I have temper issues. Things tend to get me very riled up; I tend to bottle them up; and then when I finally let it out, bad things happen. I've been this way for awhile. Nothing mental; just a great deal of stress.
I spoke to a couple of people about it, and got a great recommendation for a "support group" of sorts. Not like AA or anything--basically, it's a group of people who meet twice a week to discuss issues and get things off of our chests. You pair off and spend some time talking about things in the last few days that have upset you; it gives you the chance to blow off some steam verbally. Everyone gets really pissed off during sessions, naturally, but you help each other work through it and basically just act as a sounding board. Vent until you can vent no more.

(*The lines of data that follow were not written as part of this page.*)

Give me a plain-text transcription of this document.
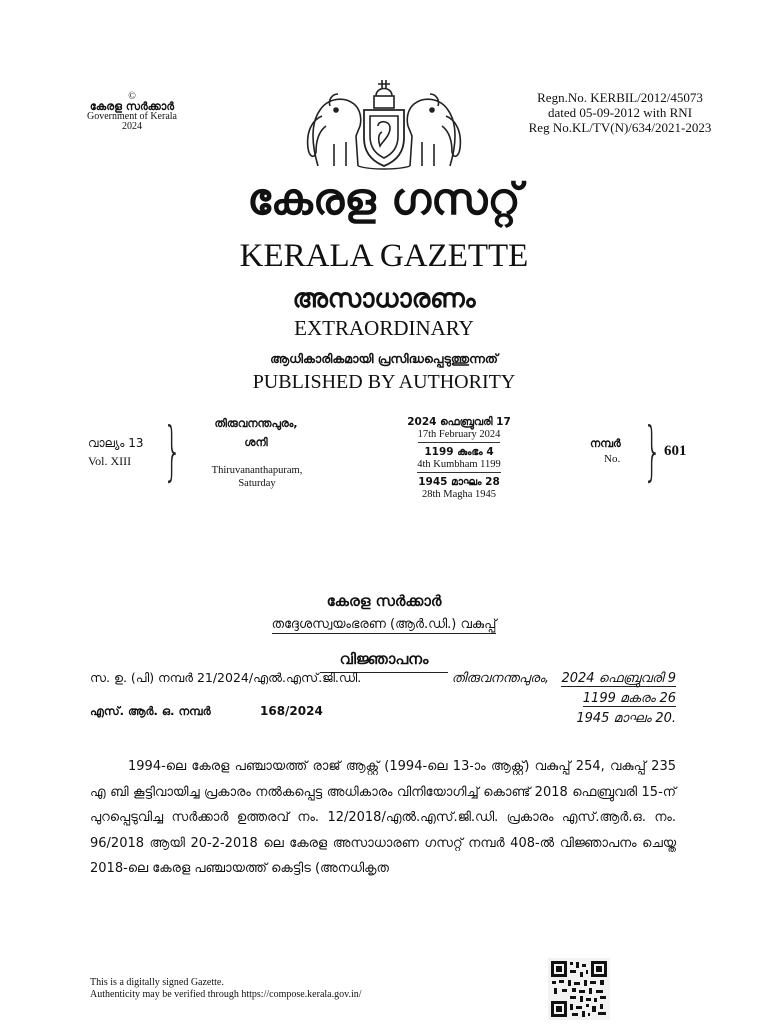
©
കേരള സർക്കാർ
Government of Kerala
2024
Regn.No. KERBIL/2012/45073
dated 05-09-2012 with RNI
Reg No.KL/TV(N)/634/2021-2023
കേരള ഗസറ്റ്
KERALA GAZETTE
അസാധാരണം
EXTRAORDINARY
ആധികാരികമായി പ്രസിദ്ധപ്പെടുത്തുന്നത്
PUBLISHED BY AUTHORITY
വാല്യം 13
Vol. XIII }	തിരുവനന്തപുരം,
ശനി
Thiruvananthapuram,
Saturday
2024 ഫെബ്രുവരി 17
17th February 2024
1199 കുംഭം 4
4th Kumbham 1199
1945 മാഘം 28
28th Magha 1945
നമ്പർ
No. } 601
കേരള സർക്കാർ
തദ്ദേശസ്വയംഭരണ (ആർ.ഡി.) വകുപ്പ്
വിജ്ഞാപനം
സ. ഉ. (പി) നമ്പർ 21/2024/എൽ.എസ്.ജി.ഡി.	തിരുവനന്തപുരം, 2024 ഫെബ്രുവരി 9
1199 മകരം 26
1945 മാഘം 20.
എസ്. ആർ. ഒ. നമ്പർ	168/2024
1994-ലെ കേരള പഞ്ചായത്ത് രാജ് ആക്റ്റ് (1994-ലെ 13-ാം ആക്റ്റ്) വകുപ്പ് 254, വകുപ്പ് 235 എ ബി കൂട്ടിവായിച്ച പ്രകാരം നൽകപ്പെട്ട അധികാരം വിനിയോഗിച്ച് കൊണ്ട് 2018 ഫെബ്രുവരി 15-ന് പുറപ്പെടുവിച്ച സർക്കാർ ഉത്തരവ് നം. 12/2018/എൽ.എസ്.ജി.ഡി. പ്രകാരം എസ്.ആർ.ഒ. നം. 96/2018 ആയി 20-2-2018 ലെ കേരള അസാധാരണ ഗസറ്റ് നമ്പർ 408-ൽ വിജ്ഞാപനം ചെയ്ത 2018-ലെ കേരള പഞ്ചായത്ത് കെട്ടിട (അനധികൃത
This is a digitally signed Gazette.
Authenticity may be verified through https://compose.kerala.gov.in/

No one is judged for the things that make you angry; if you really can't work with someone, you switch up partners. It is a fantastic system--basically, a group of friends who don't mind your bitchin' and who you can bitch about your real friends, coworkers, etc to. It sounded like a great idea. I've noticed in the past that having someone to rant to who isn't involved in my life is pretty cathartic. It helps me deal with the day to day a bit better.
Turns out, the group I joined? Absolutely no support whatsoever. Rather than act the way they're supposed to, which is to vindicate you and allow you to vent your rage through (seemingly) righteous anger, half the people in the group seem like they're there just to pick you apart. I go to these people for help, and they tell me my problems and my issues, the sources of my anger, are insignificant and meaningless.
Half the people I've worked with up to this point have completely ignored my need--the need we all share, I might add--to get the anger out of my system. Instead, they judge me for what it is that makes me angry. I often am told I have "no right to be angry about these things" or that I'm "the one who's really at fault".
I'm not the only one that this happens to, either. There are a few other people who have only been in the group a little longer than I have, and I notice them getting the same treatment from the same people during sessions. And unfortunately, we're supposed to switch up partners every meeting so that no one gets tired of hearing the same bullshit over and over again. So we always seem to end up sitting opposite someone who seems to have absolutely no idea that this is a SUPPORT group. A place to help each other out.
I haven't been back in the last couple of weeks. Honestly, at this point the idea of going to group seems to make me more angry than all the things I'm bottling up inside that group is supposed to help me with.
TL;DR: Support group is unsupportive, undermining, and counter to purpose.